A Galvanometer of resistance, G is shunted by a resistance S ohm. To keep main current in the circuit unchanged, the resistance to be put in series with the galvanometer is
(A) $ \dfrac{{{S}^{2}}}{(S-G)} $
(B) $ \dfrac{SG}{(S-G)} $
(C) $ \dfrac{{{G}^{2}}}{(S-G)} $
(D) $ \dfrac{G}{(S-G)} $

Answer 1

Hint : Galvanometer is an electromechanical instrument used for detecting and indicating an electric current by deflection of a moving coil. Whenever the galvanometer is shunted by resistance “s”, then the current capacity increases n times.
Shunt is used to divert a part of current by connecting a circuit element in parallel with another.

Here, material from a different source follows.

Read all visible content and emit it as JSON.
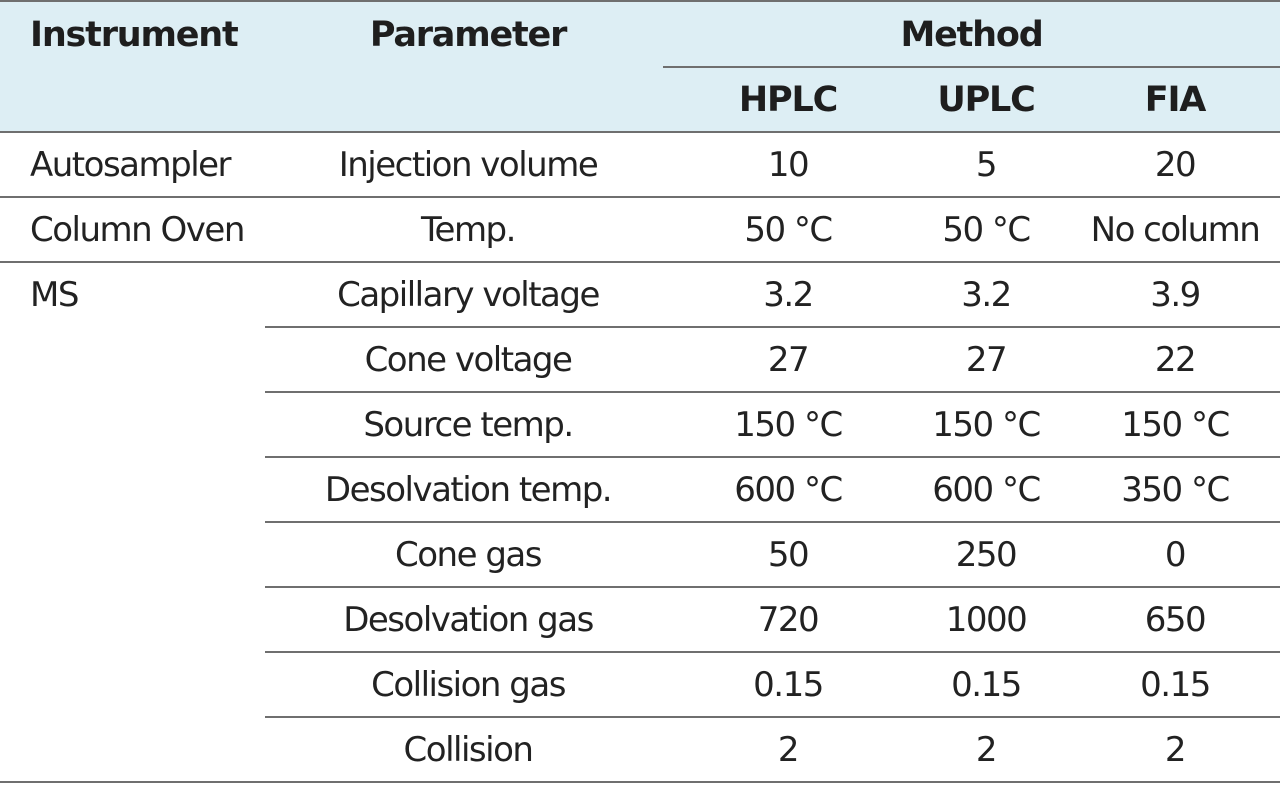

Complete step by step answer:
Let us consider a galvanometer having resistance ‘G’ is shunted by resistance ‘S’ ohm. It means the resistance ‘S’ is connected with the resistance ‘G’ in parallel.

To keep the main current in the circuit unchanged, the resistance is to be put in series with the galvanometer and the initial resistance should be equal to the final resistance.
i.e.
 $ \begin{align}
  &\Rightarrow {{R}_{initial}}={{R}_{final}} \\
 &\Rightarrow {{R}_{initial}}=G \\
\end{align} $
 To find the resistance, we will use formula when resistance are in parallel or in series
For parallel combination, the resistance is given as:
 $\Rightarrow \dfrac{1}{{{R}_{P}}}=\dfrac{1}{{{R}_{1}}}+\dfrac{1}{{{R}_{2}}} $
For series combination, the resistance is given as:
 $\Rightarrow {{R}_{S}}={{R}_{1}}+{{R}_{2}} $
Now, in our case
G and S are in parallel so the resistance is given by:
 $ $ $ \begin{align}
  &\Rightarrow \dfrac{1}{{{R}_{P}}}=\dfrac{1}{G}+\dfrac{1}{S} \\
 &\Rightarrow \dfrac{1}{{{R}_{P}}}=\dfrac{S+G}{GS} \\
 &\Rightarrow {{R}_{P}}=\dfrac{GS}{S+G} \\
\end{align} $
Now, $ {{R}_{P}} $ is in series with R so total resistance will be:
 $\Rightarrow {{R}_{final}}={{R}_{P}}+R $
To keep current unchanged, the initial resistance should be equal to final resistance
 $\Rightarrow {{\text{R}}_{final}}={{R}_{initial}} $
So,
 $\Rightarrow \text{G=}\dfrac{\text{GS}}{\text{S+G}}\text{+R} $
 $\Rightarrow R=G-\dfrac{GS}{S+G} $
 $\Rightarrow R=G\left[ 1-\dfrac{S}{S+G} \right] $
 $\Rightarrow R=G\left[ \dfrac{S+G-S}{S+G} \right] $
 $\Rightarrow R=\dfrac{{{G}^{2}}}{S+G} $
Therefore option (C) is correct.

Note:
It is very important to remember that when the resistance is in series the final resistance is equal to the simple addition of all resistance but when they are in parallel, conditions change. The final resistance in parallel combination is equal to the addition of the reciprocal of all resistances. Do not mix up this concept, otherwise our whole numerical will give the wrong answer. Shunt means a resistance is connected in parallel to another resistance.